Why Asia-Pacific Lags in Data Breach DetectionFireEye's Rob van der Ende Identifies Shortcomings
Why is the Asia-Pacific region lagging far behind Europe and the United States in detecting data breaches? One reason is that attackers are using tools that make them appear to be legitimate users, which makes unauthorized behavior tough to sort out without sophisticated detection technologies, says Rob van der Ende, a vice president at FireEye's Mandiant unit.
"Organizations are not necessarily equipped with the right tools and detection methods to actually identify attacker behavior," van der Ende says in this interview with Information Security Media Group. "It is mostly due to the attackers becoming more and more advanced in the ways that they breach customers' networks."
Mandiant recently issued a detailed M-Trends Report 2016 that, among other things, determined that the median amount of time it takes to discover an attack in the region is 520 days, three times the global median (see Analysis: FireEye Report on APAC Data Breach Challenges).
Data breaches in Asia-Pacific also tend to stay under the radar because most nations in the region lack data breach notification laws, he points out.

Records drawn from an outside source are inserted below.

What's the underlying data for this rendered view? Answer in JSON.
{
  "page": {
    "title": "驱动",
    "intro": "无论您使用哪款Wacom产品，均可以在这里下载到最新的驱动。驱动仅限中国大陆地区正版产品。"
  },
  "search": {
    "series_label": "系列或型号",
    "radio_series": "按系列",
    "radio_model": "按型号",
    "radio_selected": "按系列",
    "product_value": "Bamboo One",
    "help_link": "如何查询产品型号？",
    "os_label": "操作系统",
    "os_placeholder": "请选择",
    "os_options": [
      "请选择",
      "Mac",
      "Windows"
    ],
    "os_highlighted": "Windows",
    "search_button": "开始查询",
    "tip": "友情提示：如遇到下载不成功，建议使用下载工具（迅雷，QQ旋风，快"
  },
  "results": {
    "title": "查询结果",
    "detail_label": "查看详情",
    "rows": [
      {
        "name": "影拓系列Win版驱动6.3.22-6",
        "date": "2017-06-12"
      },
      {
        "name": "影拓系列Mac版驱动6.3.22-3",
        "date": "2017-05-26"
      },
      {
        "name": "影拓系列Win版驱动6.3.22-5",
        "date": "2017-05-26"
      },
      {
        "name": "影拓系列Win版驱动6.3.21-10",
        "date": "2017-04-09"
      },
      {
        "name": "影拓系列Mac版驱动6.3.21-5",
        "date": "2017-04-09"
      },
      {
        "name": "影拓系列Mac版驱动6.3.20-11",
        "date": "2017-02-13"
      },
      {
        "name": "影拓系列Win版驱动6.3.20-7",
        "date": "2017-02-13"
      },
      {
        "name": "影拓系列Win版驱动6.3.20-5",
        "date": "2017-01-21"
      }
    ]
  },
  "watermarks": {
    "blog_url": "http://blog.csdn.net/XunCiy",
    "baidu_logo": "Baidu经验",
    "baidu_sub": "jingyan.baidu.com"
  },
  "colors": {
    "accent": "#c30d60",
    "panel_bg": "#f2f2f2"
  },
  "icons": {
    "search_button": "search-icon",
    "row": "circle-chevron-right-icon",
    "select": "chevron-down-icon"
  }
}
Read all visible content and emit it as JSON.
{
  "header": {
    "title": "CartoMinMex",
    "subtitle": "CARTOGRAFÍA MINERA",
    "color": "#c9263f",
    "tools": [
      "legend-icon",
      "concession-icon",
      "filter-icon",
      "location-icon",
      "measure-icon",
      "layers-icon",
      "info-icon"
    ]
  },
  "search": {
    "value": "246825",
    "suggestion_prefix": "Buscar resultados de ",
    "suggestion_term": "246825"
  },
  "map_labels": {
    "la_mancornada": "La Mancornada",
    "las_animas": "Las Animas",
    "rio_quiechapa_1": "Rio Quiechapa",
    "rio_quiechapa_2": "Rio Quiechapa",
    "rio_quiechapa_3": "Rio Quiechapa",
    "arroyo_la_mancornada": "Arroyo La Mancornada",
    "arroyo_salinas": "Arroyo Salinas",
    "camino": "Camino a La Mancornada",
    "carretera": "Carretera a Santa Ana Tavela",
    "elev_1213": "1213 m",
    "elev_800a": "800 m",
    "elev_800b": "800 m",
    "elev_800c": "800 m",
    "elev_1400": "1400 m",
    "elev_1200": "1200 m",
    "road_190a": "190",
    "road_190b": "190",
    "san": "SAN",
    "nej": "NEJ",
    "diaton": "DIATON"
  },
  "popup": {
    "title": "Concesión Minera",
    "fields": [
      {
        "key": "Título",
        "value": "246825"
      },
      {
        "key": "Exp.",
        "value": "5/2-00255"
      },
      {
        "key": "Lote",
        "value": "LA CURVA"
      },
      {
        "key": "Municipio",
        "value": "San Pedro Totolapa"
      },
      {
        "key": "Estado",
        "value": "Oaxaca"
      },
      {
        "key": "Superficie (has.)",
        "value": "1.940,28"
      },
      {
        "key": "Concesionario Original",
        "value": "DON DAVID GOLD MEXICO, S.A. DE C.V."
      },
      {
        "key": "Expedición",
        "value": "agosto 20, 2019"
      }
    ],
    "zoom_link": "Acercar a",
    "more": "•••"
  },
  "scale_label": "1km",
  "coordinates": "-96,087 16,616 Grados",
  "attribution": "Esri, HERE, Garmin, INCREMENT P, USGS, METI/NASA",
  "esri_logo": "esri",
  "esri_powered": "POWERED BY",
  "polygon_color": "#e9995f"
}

In this interview (see audio player below photo), van der Ende also discusses why:
- Companies breached in Asia-Pacific often fail to completely kick out attackers;
- Increased spending doesn't guarantee security;
- Detecting breaches is becoming just as important as trying to prevent them.
van der Ende is senior vice president for Asia-Pacific and Japan with Mandiant, which is FireEye's breach response and investigations unit. He was previously director for cybersecurity and public sector across Asia with Microsoft's enterprise services business and vice president for consulting sales for Oracle in Australia and New Zealand.